The maddest, and so far best (Agents of SHIELD will probably put a stop to that) new fall show, Sleepy Hollow, is back for its second episode, but could it keep up the hurtling pace of its pilot? Not quite, but the happy medium between case-of-the-week story and overarching mythology bodes well for the show’s long-term future. We still have to stop the apocalypse and worry about the four horsemen, but the headless horseman is MIA for now so Abbie and Ichabod can get busy hunting his evil army.
In ‘Blood Moon’, the first evil army member is a witch who’s after the descendants of those responsible for her death. She’s got a helper, too – John Cho! He isn’t really dead, thank goodness, and the show is making use of his evil henchman capabilities for the time being. Why no one has noticed that his body is missing from the morgue or that he’s roaming the streets of Sleepy Hollow in a stolen police car is anyone’s guess, but at least we have a constant villain guiding us through the standalone stories. That neck-realigning scene was really disgusting, though.
Sleepy Hollow feels very old-fashioned in the way that it balances its story, and that’s no bad thing. Instead of going full-mythology and getting cancelled when people are confused or going full-episodic and losing potentially loyal fans like us, the show seems to be balancing its two elements admirably. It helps that Abbie and Ichabod are such great leads, and that Ichabod’s confusion at the modern world isn’t done to an annoying level (yet), but credit has to go to the writers for this one. The distribution of plot and filler reminds me of Supernatural, in fact, and that’s been running for nine years.
But John Cho isn’t the only actor returning for a second go of things, as we do get to see more of Clancy Brown’s Sherriff Corbin. He’s not back from the dead as such, but Abbie treats us to a flashback and a dream sequence that flesh out his character and their relationship quite nicely. It might be a bad sign, but these two scenes are probably the strongest of the episode, and it makes you wish they hadn’t killed him off in the first ten minutes. If he sticks around as Abbie’s imaginary mentor and exposition spewer via his evidence tapes, that’s fine with me, as his presence here felt very natural.
“Don’t be afraid of number 49. That’s where you’ll find you’re not alone.” The thing about imaginary mentors is that they’ll offer up the strangest advice, but never in a way that’s remotely intelligible. I guess we’re meant to assume that number 49 refers to the room Abbie’s sister currently resides in, but the way the show framed those words really makes me think there’s something more to the message. We do briefly get to see Jennifer in this episode, which surprised me, and it won’t be long before she becomes embroiled with Abbie and Ichabod’s mission. We saw the demon’s still after her, but I wouldn’t rule her out of being a black hat just yet.

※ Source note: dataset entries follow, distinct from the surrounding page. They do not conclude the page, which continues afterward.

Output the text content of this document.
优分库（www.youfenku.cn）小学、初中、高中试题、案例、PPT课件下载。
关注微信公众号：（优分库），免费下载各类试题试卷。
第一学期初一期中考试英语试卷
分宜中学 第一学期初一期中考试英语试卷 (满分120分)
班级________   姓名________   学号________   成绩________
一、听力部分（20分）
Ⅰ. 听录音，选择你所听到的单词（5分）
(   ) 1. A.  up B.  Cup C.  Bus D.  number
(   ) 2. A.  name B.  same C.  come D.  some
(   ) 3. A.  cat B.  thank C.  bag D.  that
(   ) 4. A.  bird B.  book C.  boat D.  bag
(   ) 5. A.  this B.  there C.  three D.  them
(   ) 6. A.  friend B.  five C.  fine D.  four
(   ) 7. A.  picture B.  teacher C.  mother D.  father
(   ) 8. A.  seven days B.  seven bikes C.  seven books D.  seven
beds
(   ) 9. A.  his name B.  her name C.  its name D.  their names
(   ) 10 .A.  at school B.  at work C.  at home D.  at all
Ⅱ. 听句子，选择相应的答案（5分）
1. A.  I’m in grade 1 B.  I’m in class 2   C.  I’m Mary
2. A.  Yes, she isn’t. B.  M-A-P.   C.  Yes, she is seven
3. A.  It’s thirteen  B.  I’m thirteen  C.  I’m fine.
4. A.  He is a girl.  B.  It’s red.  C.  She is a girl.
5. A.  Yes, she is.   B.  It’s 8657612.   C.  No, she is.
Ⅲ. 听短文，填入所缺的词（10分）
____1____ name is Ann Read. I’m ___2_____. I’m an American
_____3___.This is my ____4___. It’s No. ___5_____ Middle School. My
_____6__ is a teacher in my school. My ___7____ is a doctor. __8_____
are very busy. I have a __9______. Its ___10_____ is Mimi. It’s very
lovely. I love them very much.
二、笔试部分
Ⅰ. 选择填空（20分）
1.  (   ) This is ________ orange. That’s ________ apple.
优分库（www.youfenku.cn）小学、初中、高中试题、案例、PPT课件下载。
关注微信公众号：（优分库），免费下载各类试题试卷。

All in all, this was probably the best episode Sleepy Hollow could have delivered at this early stage, proving that it does have a vague plan as to how it’s going to tackle the impending apocalypse on a weekly basis. And to Nick D. in the comments last week – you got your title sequence. I don’t know about you, but the fact that we did signals to me that this is going to be a proper old-fashioned adventure show in all the ways that matter and I, for one, am on board.